Best Wardrobes in Britain: Julie Adenuga

No one has more energy at 10 a.m. on a grey Thursday morning than Julie Adenuga. Fresh from filming, editing and promoting her new show Work In Progress, Adenuga is camera-ready and raring to go, and all before coffee. As you would expect from the second youngest sibling in one of Britain’s most prolific musical families and a DJ in her own right, the soundtrack to her Best Wardrobes in Britain shoot is a heady mix of party-starting R&B and Afrobeats, although she changes songs with each outfit to curate the right kind of mood.

Once we’re in the spirit of things and switching effortlessly between Raey tailoring and Corteiz tracksuits, we’re eager to ask about the rest of her wardrobe—is she a handbag collector? A jewellery obsessive? Well, one thing you won’t find are any jeans (her house is a denim-free zone), but if you’re a shoe fan, you’ll be entertained. “Bags and accessories aren’t really my thing; I prefer to spend my money on shoes. It already takes me long enough to get ready without having to choose between five or six different bags,” she muses as she sifts through a wardrobe of carefully archived red carpet gowns. The shoes in question range from box-fresh Nikes to killer stilettos, and should you be wondering, they have their own immaculately organised wardrobe separate from the rest of her collection.

Best Wardrobes in Britain: Julie Adenuga

(Image credit: Phill Taylor)

Whether you know Adenuga from her beginnings at Rinse FM, her stint hosting shows for MTV and Comedy Central, her live tours and karaoke nights or her celebrity interviews, once you’ve seen her you’ll remember her. She may be small in stature but her presence is mighty, and she comes alive on camera with an ease that reiterates why she’s such a sought-after talent. Although she may be used to asking all of the questions, this time around, she’s comfortable being the subject, and we took the opportunity to ask her all about how she gets ready in the morning. From embarrassing fashion faux pas to being a front-row mainstay, keep scrolling to read about the intriguing style evolution of Julie Adenuga.

julie adenuga

(Image credit: Phill Taylor)

You’re a born and bred Londoner. How did growing up in the capital influence your style?

A lot of the things that I thought were cool to wear happened because I grew up around boys. Growing up in North London, specifically surrounded by grime and music, everything that was cool to me was tracksuits, Nikes [and] Reebok classics. The look of a “roadman” was my favourite style. I didn’t have any female fashion icons going up at all, and I loved baggy men’s clothes, baggy clothes—actually [like] Eminem used to wear; I don’t know why. But the dungarees and hoodies? That was my thing. You wouldn’t see me in crop tops, low-cut, cleavage, all that stuff. I was just drawn to warm, comfy trackies and T-shirts. Any hand-me-downs were from my bros, so it might be an old Moschino something from Junior.
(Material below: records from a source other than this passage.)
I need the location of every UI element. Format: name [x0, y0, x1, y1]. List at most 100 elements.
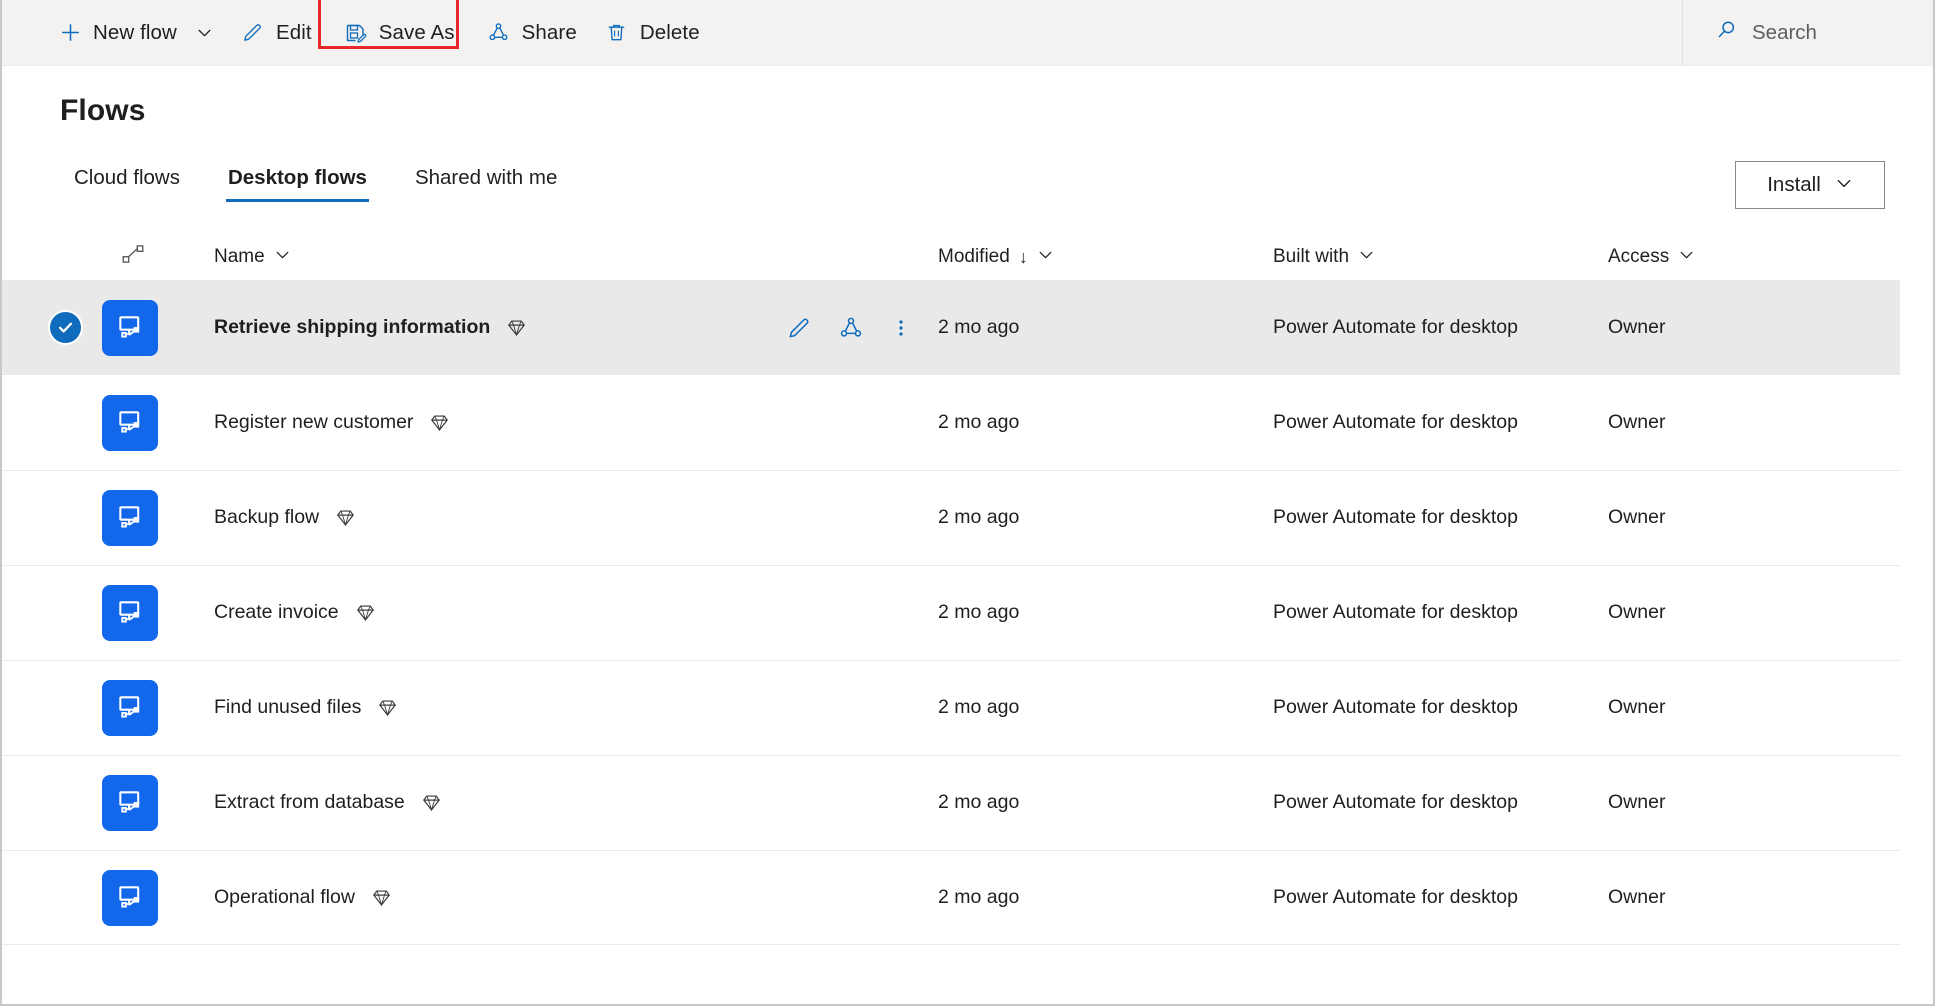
tab-label: Cloud flows: [74, 166, 180, 189]
header-built-with[interactable]: Built with: [1273, 246, 1608, 269]
tab-shared-with-me[interactable]: Shared with me: [391, 166, 581, 202]
row-flow-icon: [102, 394, 178, 451]
row-modified: 2 mo ago: [938, 696, 1020, 718]
row-access: Owner: [1608, 506, 1666, 528]
share-icon: [487, 21, 511, 45]
desktop-flow-icon: [102, 679, 158, 736]
row-built-with: Power Automate for desktop: [1273, 506, 1518, 528]
chevron-down-icon: [196, 24, 213, 41]
row-access: Owner: [1608, 411, 1666, 433]
flow-name: Retrieve shipping information: [214, 316, 491, 338]
tab-desktop-flows[interactable]: Desktop flows: [204, 166, 391, 202]
row-modified: 2 mo ago: [938, 886, 1020, 908]
table-row[interactable]: Create invoice 2 mo ago Power Automate f…: [2, 565, 1933, 660]
desktop-flow-icon: [102, 584, 158, 641]
row-modified: 2 mo ago: [938, 316, 1020, 338]
header-name-label: Name: [214, 246, 265, 267]
table-body: Retrieve shipping information 2 mo ago P…: [2, 280, 1933, 945]
chevron-down-icon: [274, 246, 291, 269]
search-input[interactable]: Search: [1683, 0, 1933, 66]
edit-button[interactable]: Edit: [227, 9, 326, 57]
search-icon: [1715, 18, 1739, 47]
table-row[interactable]: Operational flow 2 mo ago Power Automate…: [2, 850, 1933, 945]
tab-label: Desktop flows: [227, 166, 367, 189]
chevron-down-icon: [1037, 246, 1054, 269]
header-access[interactable]: Access: [1608, 246, 1933, 269]
save-as-icon: [344, 21, 368, 45]
row-modified: 2 mo ago: [938, 411, 1020, 433]
row-actions: [786, 315, 938, 341]
table-row[interactable]: Backup flow 2 mo ago Power Automate for …: [2, 470, 1933, 565]
page-header: Flows Install: [2, 66, 1933, 209]
header-name-column[interactable]: Name: [178, 246, 938, 269]
row-built-with: Power Automate for desktop: [1273, 696, 1518, 718]
tab-list: Cloud flows Desktop flows Shared with me: [2, 154, 1933, 202]
page-title: Flows: [60, 94, 146, 127]
row-access: Owner: [1608, 696, 1666, 718]
command-bar-actions: New flow Edit Save As Share Delete: [2, 0, 714, 57]
new-flow-button[interactable]: New flow: [44, 9, 227, 57]
command-bar: New flow Edit Save As Share Delete Searc…: [2, 0, 1933, 66]
table-row[interactable]: Register new customer 2 mo ago Power Aut…: [2, 375, 1933, 470]
sort-descending-icon: ↓: [1018, 246, 1028, 267]
row-access: Owner: [1608, 316, 1666, 338]
chevron-down-icon: [1835, 174, 1853, 197]
table-row[interactable]: Find unused files 2 mo ago Power Automat…: [2, 660, 1933, 755]
row-more-options-icon[interactable]: [890, 315, 912, 341]
row-edit-icon[interactable]: [786, 315, 812, 341]
row-name-cell: Backup flow: [178, 506, 938, 529]
delete-button[interactable]: Delete: [591, 9, 714, 57]
share-button[interactable]: Share: [473, 9, 591, 57]
header-built-with-label: Built with: [1273, 246, 1350, 267]
row-name-cell: Find unused files: [178, 696, 938, 719]
premium-diamond-icon: [421, 792, 442, 813]
header-access-label: Access: [1608, 246, 1670, 267]
row-access: Owner: [1608, 601, 1666, 623]
premium-diamond-icon: [506, 317, 527, 338]
header-access-column[interactable]: Access: [1608, 246, 1933, 269]
flow-name: Register new customer: [214, 411, 414, 433]
install-label: Install: [1767, 173, 1821, 196]
table-row[interactable]: Retrieve shipping information 2 mo ago P…: [2, 280, 1900, 375]
row-built-with: Power Automate for desktop: [1273, 886, 1518, 908]
row-modified: 2 mo ago: [938, 791, 1020, 813]
flows-page: New flow Edit Save As Share Delete Searc…: [0, 0, 1935, 1006]
row-built-with: Power Automate for desktop: [1273, 601, 1518, 623]
delete-label: Delete: [639, 20, 700, 44]
row-name-cell: Create invoice: [178, 601, 938, 624]
premium-diamond-icon: [429, 412, 450, 433]
row-built-with: Power Automate for desktop: [1273, 316, 1518, 338]
trash-icon: [605, 21, 629, 45]
pencil-icon: [241, 21, 265, 45]
row-flow-icon: [102, 869, 178, 926]
save-as-button[interactable]: Save As: [330, 9, 469, 57]
row-flow-icon: [102, 489, 178, 546]
row-built-with: Power Automate for desktop: [1273, 411, 1518, 433]
checkmark-icon: [50, 312, 81, 343]
row-checkbox[interactable]: [50, 312, 102, 343]
premium-diamond-icon: [335, 507, 356, 528]
flow-name: Create invoice: [214, 601, 339, 623]
flow-name: Operational flow: [214, 886, 355, 908]
row-flow-icon: [102, 584, 178, 641]
header-modified-column[interactable]: Modified ↓: [938, 246, 1273, 269]
header-type-column[interactable]: [102, 241, 178, 273]
row-name-cell: Retrieve shipping information: [178, 315, 938, 341]
new-flow-label: New flow: [93, 20, 177, 44]
flow-type-icon: [120, 241, 146, 273]
tab-cloud-flows[interactable]: Cloud flows: [50, 166, 204, 202]
flows-table: Name Modified ↓ Built with Access Retrie…: [2, 234, 1933, 945]
header-name[interactable]: Name: [214, 246, 291, 269]
row-share-icon[interactable]: [838, 315, 864, 341]
flow-name: Find unused files: [214, 696, 362, 718]
save-as-label: Save As: [378, 20, 455, 44]
table-row[interactable]: Extract from database 2 mo ago Power Aut…: [2, 755, 1933, 850]
desktop-flow-icon: [102, 299, 158, 356]
install-button[interactable]: Install: [1735, 161, 1885, 209]
desktop-flow-icon: [102, 774, 158, 831]
plus-icon: [58, 21, 82, 45]
header-modified[interactable]: Modified ↓: [938, 246, 1273, 269]
premium-diamond-icon: [355, 602, 376, 623]
header-built-with-column[interactable]: Built with: [1273, 246, 1608, 269]
chevron-down-icon: [1358, 246, 1375, 269]
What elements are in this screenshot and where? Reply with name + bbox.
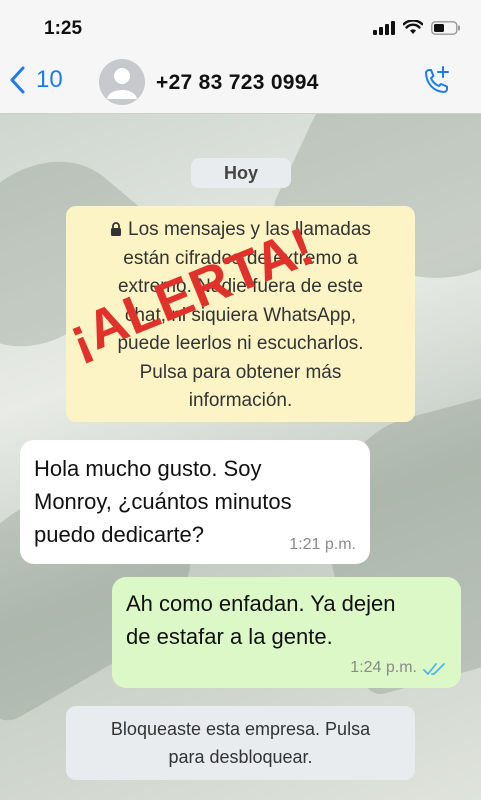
phone-plus-icon	[425, 66, 449, 93]
incoming-message[interactable]: Hola mucho gusto. Soy Monroy, ¿cuántos m…	[20, 440, 370, 564]
default-avatar-icon	[107, 68, 137, 99]
battery-icon	[431, 20, 460, 35]
outgoing-message[interactable]: Ah como enfadan. Ya dejen de estafar a l…	[112, 577, 461, 688]
blocked-notice-line: Bloqueaste esta empresa. Pulsa	[110, 719, 371, 739]
status-time: 1:25	[44, 18, 83, 39]
message-time: 1:24 p.m.	[350, 659, 417, 676]
encryption-notice-line: Pulsa para obtener más	[139, 361, 342, 383]
message-time: 1:21 p.m.	[289, 536, 356, 553]
lock-icon	[111, 222, 122, 236]
contact-name[interactable]: +27 83 723 0994	[156, 71, 319, 95]
double-check-read-icon	[423, 663, 445, 675]
chevron-left-icon	[10, 66, 25, 94]
status-bar: 1:25	[0, 0, 481, 52]
back-button[interactable]: 10	[10, 66, 63, 94]
signal-icon	[373, 20, 395, 35]
status-icons	[373, 20, 461, 35]
chat-header: 10 +27 83 723 0994	[0, 52, 481, 114]
blocked-notice[interactable]: Bloqueaste esta empresa. Pulsa para desb…	[66, 706, 415, 780]
message-text: Ah como enfadan. Ya dejen de estafar a l…	[126, 591, 396, 649]
blocked-notice-line: para desbloquear.	[168, 747, 313, 767]
unread-count: 10	[36, 66, 63, 93]
call-button[interactable]	[421, 66, 451, 103]
message-text: Hola mucho gusto. Soy Monroy, ¿cuántos m…	[34, 456, 292, 547]
date-chip: Hoy	[191, 158, 291, 188]
encryption-notice-line: información.	[188, 390, 293, 411]
avatar[interactable]	[99, 59, 145, 105]
chat-area[interactable]: Hoy Los mensajes y las llamadas están ci…	[0, 114, 481, 800]
wifi-icon	[403, 20, 423, 34]
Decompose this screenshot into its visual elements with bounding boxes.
So, designer hand-me-downs and tracksuits aside, what is your earliest fashion memory?

Oh, it was a red dress that my mum made me wear, and it was almost like lederhosen, you know with the straps at the top? Yeah. The skirt was huge, like a big Princess-style skirt, and then there was a floral pattern on the chest. If I look back at pictures of myself as a kid, that’s what my mum and dad were dressing me in, and I don’t know why. I don’t know if one of the aunties had also bought their daughters one and they wanted me to look like that. It’s so depressing. But that’s my earliest fashion memory of when it wasn’t my own choice. When it was, I would wear Spice Girls merch. That white T-shirt that had their faces in the “S.P.I.C.E.” That and terrible, terrible BHS trousers. As a teenager, I’d shop in Jane Norman, but I never really had an idea of what I was doing—I wasn’t looking for clothes that made me look good; I just wore clothes because I had to.